Ruzicka devoted her life
to facilitating the relief effort by traveling widely through both
countries to document the needs of innocent war victims. Nearly $20
million has been used for this effort in Afghanistan and Iraq since
enactment of the Leahy measure in 2003, and another $10 million was
recently allocated to replenish the fund to continue its work, for a
total of nearly $30 million to date.
In remarks Tuesday on the Senate
Floor, Leahy said, “Marla felt passionately that part of being an
American is to acknowledge those who have suffered and to help their
families piece their lives back together.

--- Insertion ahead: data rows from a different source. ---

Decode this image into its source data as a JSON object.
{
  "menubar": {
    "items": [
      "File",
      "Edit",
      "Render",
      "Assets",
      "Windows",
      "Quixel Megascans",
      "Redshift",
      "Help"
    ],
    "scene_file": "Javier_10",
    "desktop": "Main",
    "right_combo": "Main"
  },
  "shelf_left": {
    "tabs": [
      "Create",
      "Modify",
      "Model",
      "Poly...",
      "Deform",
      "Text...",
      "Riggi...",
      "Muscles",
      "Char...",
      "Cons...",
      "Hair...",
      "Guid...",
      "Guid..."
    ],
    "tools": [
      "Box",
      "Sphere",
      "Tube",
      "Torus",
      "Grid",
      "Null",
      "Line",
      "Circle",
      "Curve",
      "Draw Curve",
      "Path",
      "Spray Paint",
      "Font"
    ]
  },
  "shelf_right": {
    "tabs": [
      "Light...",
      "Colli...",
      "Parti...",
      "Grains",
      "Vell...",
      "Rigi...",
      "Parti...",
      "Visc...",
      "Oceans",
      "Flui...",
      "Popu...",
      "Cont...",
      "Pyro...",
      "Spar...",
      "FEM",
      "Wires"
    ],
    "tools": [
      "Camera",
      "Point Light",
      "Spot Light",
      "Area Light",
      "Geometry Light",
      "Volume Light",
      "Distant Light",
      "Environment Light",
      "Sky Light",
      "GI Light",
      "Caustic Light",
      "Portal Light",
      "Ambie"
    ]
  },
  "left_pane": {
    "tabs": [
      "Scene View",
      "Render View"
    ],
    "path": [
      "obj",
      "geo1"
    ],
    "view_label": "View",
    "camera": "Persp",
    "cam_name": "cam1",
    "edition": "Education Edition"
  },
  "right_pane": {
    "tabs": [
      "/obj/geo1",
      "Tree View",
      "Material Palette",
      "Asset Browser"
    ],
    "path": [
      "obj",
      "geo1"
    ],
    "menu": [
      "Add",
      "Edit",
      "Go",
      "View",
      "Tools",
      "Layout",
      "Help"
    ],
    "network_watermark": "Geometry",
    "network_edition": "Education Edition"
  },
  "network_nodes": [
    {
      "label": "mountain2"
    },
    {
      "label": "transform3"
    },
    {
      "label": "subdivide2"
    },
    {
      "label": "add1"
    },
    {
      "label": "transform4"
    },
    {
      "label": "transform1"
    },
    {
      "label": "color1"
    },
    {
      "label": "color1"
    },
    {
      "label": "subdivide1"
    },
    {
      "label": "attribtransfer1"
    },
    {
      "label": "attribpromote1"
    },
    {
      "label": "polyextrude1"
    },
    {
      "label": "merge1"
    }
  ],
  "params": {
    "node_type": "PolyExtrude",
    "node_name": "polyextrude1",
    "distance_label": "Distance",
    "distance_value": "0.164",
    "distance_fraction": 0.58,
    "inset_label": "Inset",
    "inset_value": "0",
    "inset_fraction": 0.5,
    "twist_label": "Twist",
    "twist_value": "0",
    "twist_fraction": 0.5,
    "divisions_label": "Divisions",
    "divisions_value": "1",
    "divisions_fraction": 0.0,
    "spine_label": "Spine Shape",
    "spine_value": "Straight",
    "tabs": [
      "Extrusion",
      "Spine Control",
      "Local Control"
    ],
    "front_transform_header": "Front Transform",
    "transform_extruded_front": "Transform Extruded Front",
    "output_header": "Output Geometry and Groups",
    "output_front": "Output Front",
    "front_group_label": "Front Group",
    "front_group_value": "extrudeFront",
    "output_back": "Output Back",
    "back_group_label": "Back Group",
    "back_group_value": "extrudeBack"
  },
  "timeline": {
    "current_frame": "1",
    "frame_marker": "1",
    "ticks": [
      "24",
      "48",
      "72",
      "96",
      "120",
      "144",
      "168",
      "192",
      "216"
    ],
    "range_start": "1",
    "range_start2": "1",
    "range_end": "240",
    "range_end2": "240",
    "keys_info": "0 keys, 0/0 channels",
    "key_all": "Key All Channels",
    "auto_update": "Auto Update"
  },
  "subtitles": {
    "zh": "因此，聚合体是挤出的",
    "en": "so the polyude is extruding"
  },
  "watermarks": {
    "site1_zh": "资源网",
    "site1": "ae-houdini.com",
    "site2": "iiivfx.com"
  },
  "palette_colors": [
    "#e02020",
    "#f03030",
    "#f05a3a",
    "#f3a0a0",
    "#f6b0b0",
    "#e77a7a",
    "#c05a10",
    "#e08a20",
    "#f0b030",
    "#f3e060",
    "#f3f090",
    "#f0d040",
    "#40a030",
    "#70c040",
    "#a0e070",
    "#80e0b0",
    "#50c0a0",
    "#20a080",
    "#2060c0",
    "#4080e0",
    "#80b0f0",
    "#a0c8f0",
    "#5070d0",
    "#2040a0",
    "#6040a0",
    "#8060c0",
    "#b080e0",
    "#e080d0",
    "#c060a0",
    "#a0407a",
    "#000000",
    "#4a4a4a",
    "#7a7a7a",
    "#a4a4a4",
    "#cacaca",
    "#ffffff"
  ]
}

By showing them a
compassionate face of America, she not only gave them hope, she also
helped overcome some of the anger and resentment towards the United
States.
“More than 90 percent of the
casualties in World War I were soldiers,” Leahy continued. “That
changed in World War II, and since then it is overwhelmingly
civilians who suffer the casualties. Yet while rosters are kept of
the fallen soldiers, no official record is kept of the civilians.
This is wrong. It denies those victims the dignity of being
counted, the respect of being honored, and it prevents their
families from receiving the help they need.
“Marla forced us to face the
consequences of our actions in ways that few others have, and, even
more importantly, she made us do something about it,” said Leahy.
“That is an achievement of a lifetime.”